The Pesticide Board’s judgment underscores two very serious shortcomings in North Carolina’s pesticide laws and regulations:

  1. At just $500 per violation, fines for companies who violate the state’s pesticide regulations are far too low. In a case where workers were put directly in harm’s way, a $3,000 total fine is a pittance, and a shameful conclusion to a case with such serious consequences.
  2. North Carolina needs a robust record-keeping requirement in order to be able to enforce its worker protection standards. Without clear records, it is next to impossible to know whether or not growers comply with the law.
Unless the NC General Assembly and the NC Pesticide Board correct these critical problems, bad actors have no incentive to comply with North Carolina’s pesticide laws and regulations that are intended to protect workers and the public.

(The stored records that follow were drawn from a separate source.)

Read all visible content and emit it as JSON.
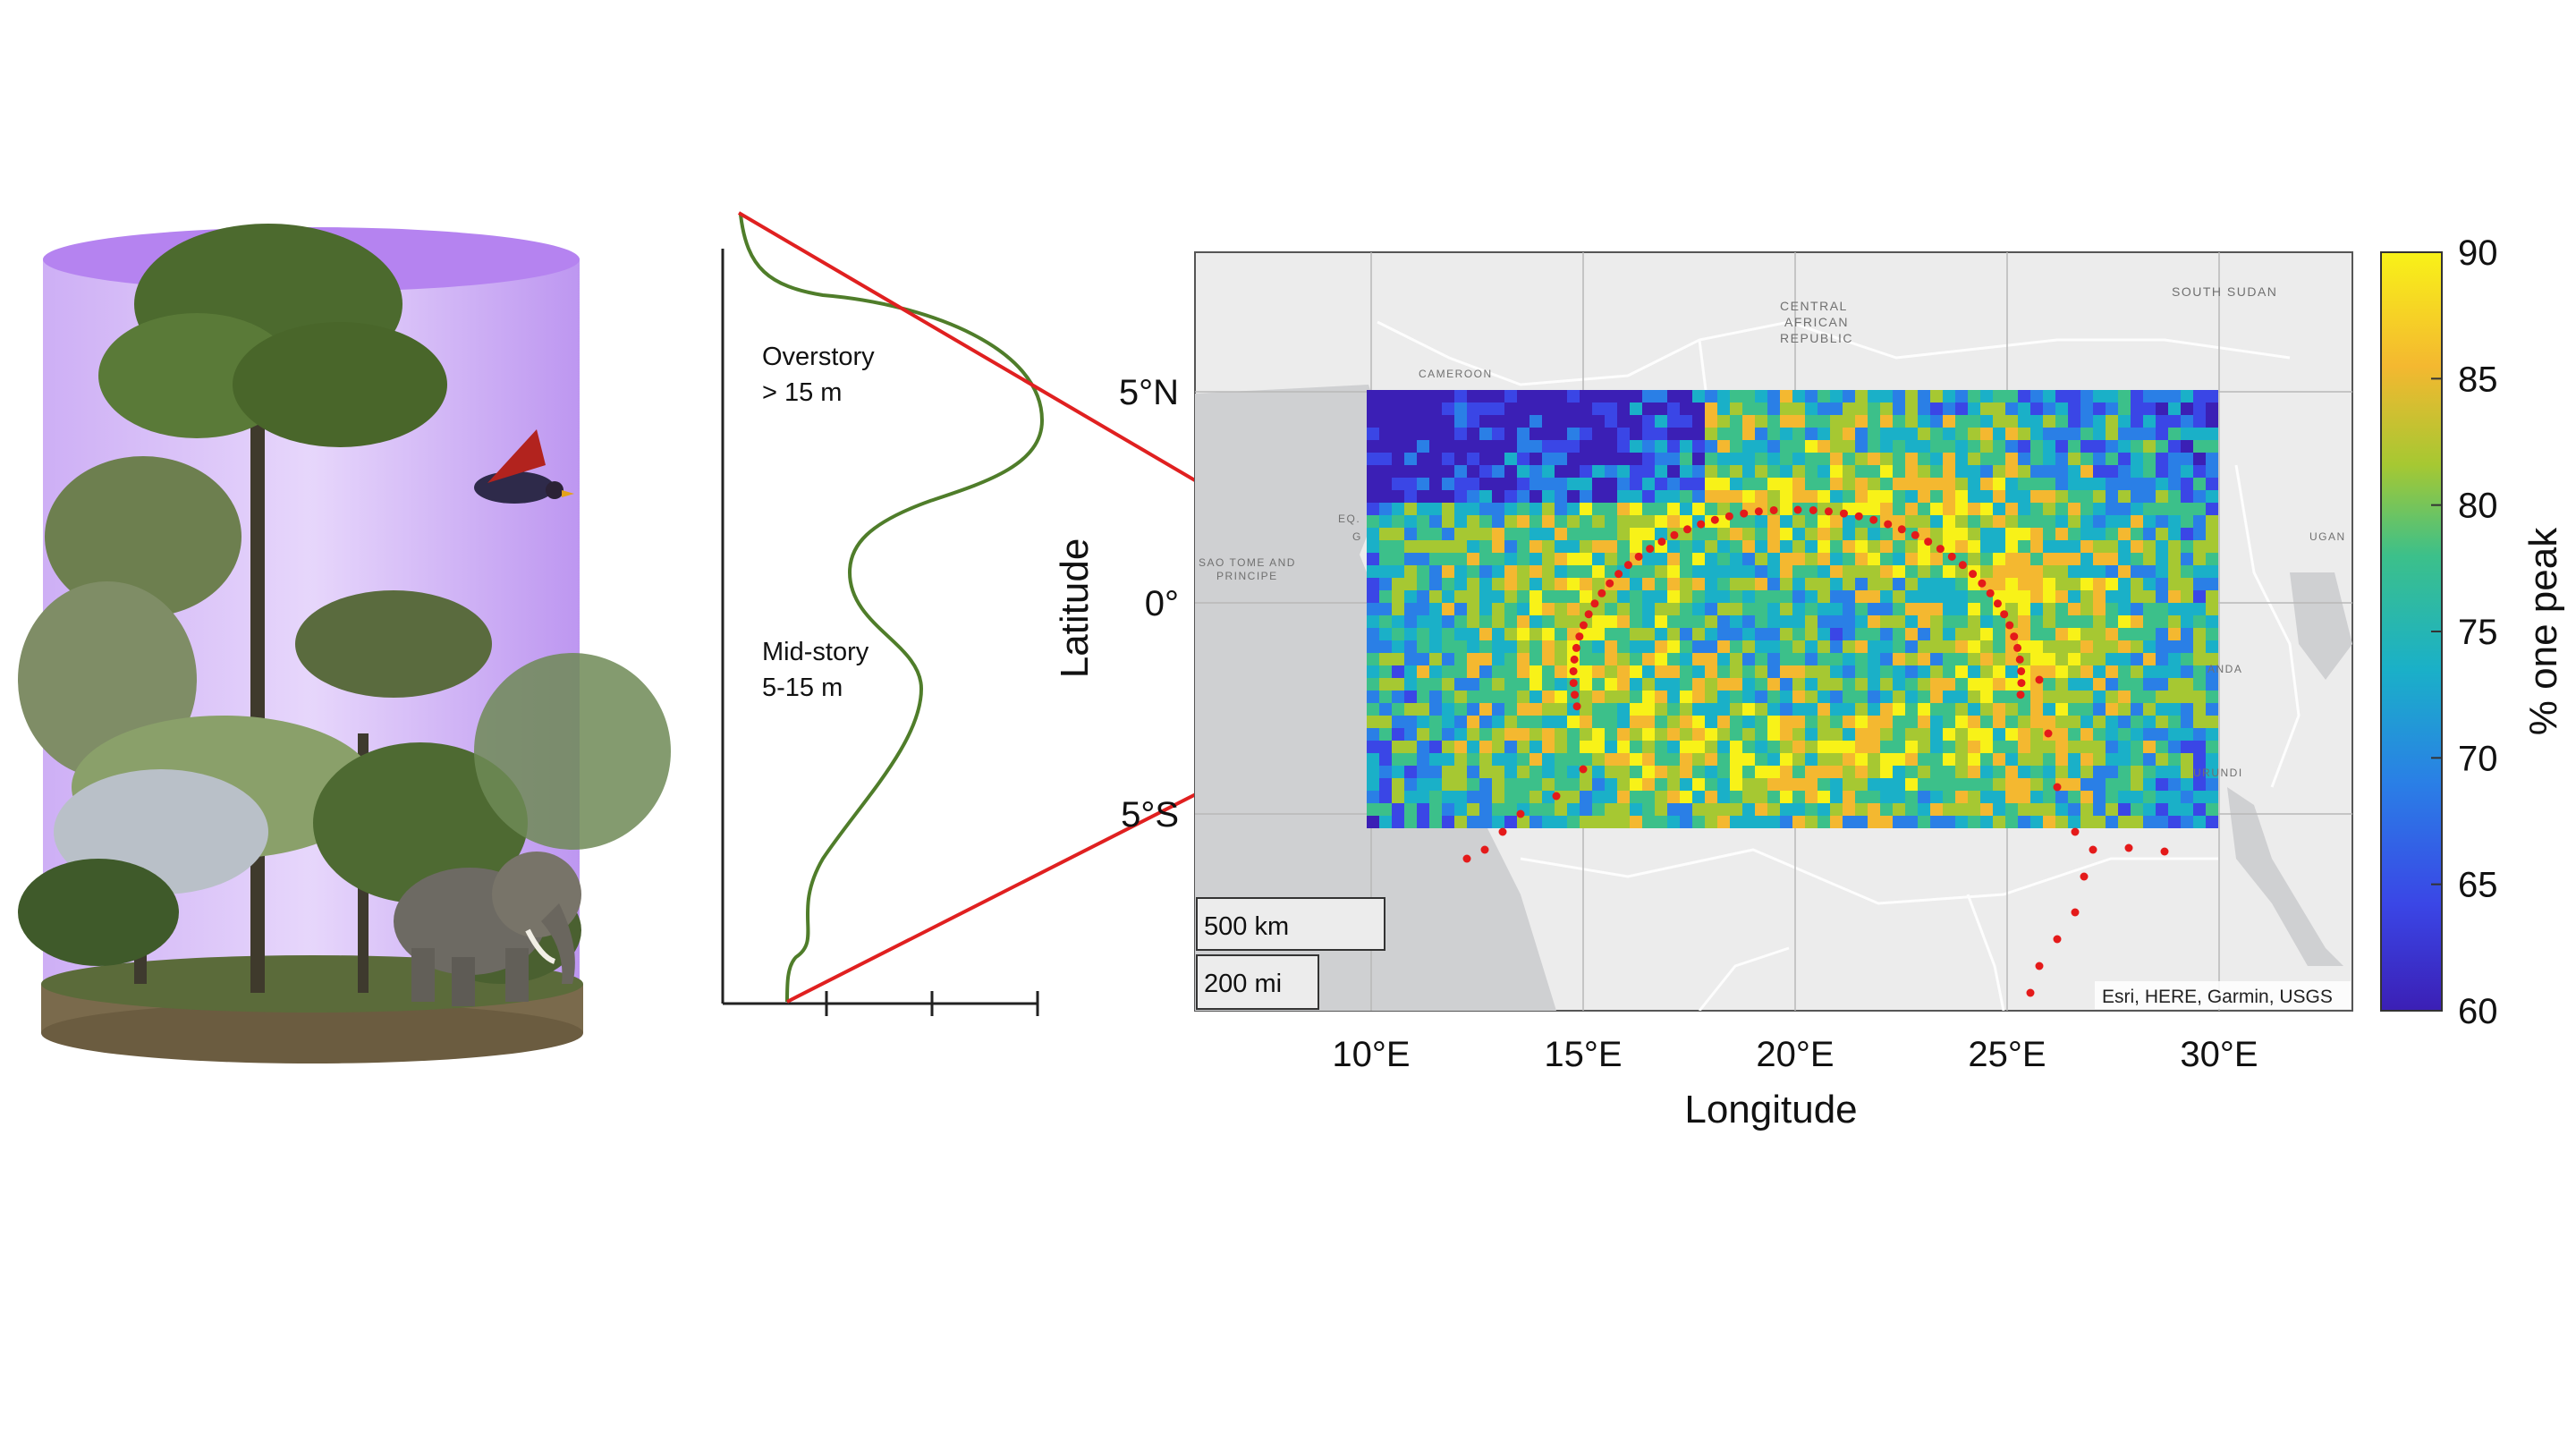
{
  "illustration": {
    "icons": [
      "rainforest-tree-icon",
      "bird-icon",
      "elephant-icon",
      "forest-floor-icon"
    ],
    "cylinder_color": "#b98bf0"
  },
  "profile": {
    "overstory_label": "Overstory",
    "overstory_range": "> 15 m",
    "midstory_label": "Mid-story",
    "midstory_range": "5-15 m",
    "curve_color": "#4f7d2a",
    "connector_color": "#e02020"
  },
  "map": {
    "lat_labels": [
      "5°N",
      "0°",
      "5°S"
    ],
    "lon_labels": [
      "10°E",
      "15°E",
      "20°E",
      "25°E",
      "30°E"
    ],
    "xlabel": "Longitude",
    "ylabel": "Latitude",
    "place_labels": {
      "car": [
        "CENTRAL",
        "AFRICAN",
        "REPUBLIC"
      ],
      "south_sudan": "SOUTH SUDAN",
      "cameroon": "CAMEROON",
      "sao_tome": [
        "SAO TOME AND",
        "PRINCIPE"
      ],
      "eq_guinea": "EQ.",
      "gabon": "G",
      "uganda": "UGAN",
      "rwanda": "ANDA",
      "burundi": "URUNDI"
    },
    "scale_km": "500 km",
    "scale_mi": "200 mi",
    "attribution": "Esri, HERE, Garmin, USGS",
    "basemap_land_color": "#ececec",
    "basemap_water_color": "#cfd0d2",
    "boundary_color": "#a61010"
  },
  "colorbar": {
    "label": "% one peak",
    "ticks": [
      "90",
      "85",
      "80",
      "75",
      "70",
      "65",
      "60"
    ],
    "range": [
      60,
      90
    ],
    "colors": [
      "#3b1fb5",
      "#3a46e6",
      "#2a7fe6",
      "#1ab0c8",
      "#3cc08a",
      "#a6c832",
      "#f4b830",
      "#f8f218"
    ]
  }
}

Ag-Mart has shown just how flimsy those laws can be.

Toxic Free NC will be fighting hard this year, together with our allies in the Farmworker Advocacy Network, to win this campaign so that another Ag-Mart case will never be repeated in North Carolina. Donate now to support this fight.

More background

In 2008 the NC Pesticide Board found Ag-Mart in violation of 42 counts of improper pesticide use, such as improperly mixing pesticides, and using pesticides that were not labeled for use in North Carolina. The Board fined Ag-Mart $21,000 for those violations, and revoked the farm manager’s pesticide license as a result.

Ag-Mart is also facing close to a million dollars in fines for hundreds of new charges of pesticide misuse and worker endangerment in New Jersey. In addition, the company has already paid out a civil settlement to workers who contend that pesticide misuse led to the severe birth defects in their son, who was born with no arms or legs after both his parents worked in Ag-Mart fields in North Carolina. The amount of the settlement is undisclosed, but it is believed to be in the millions.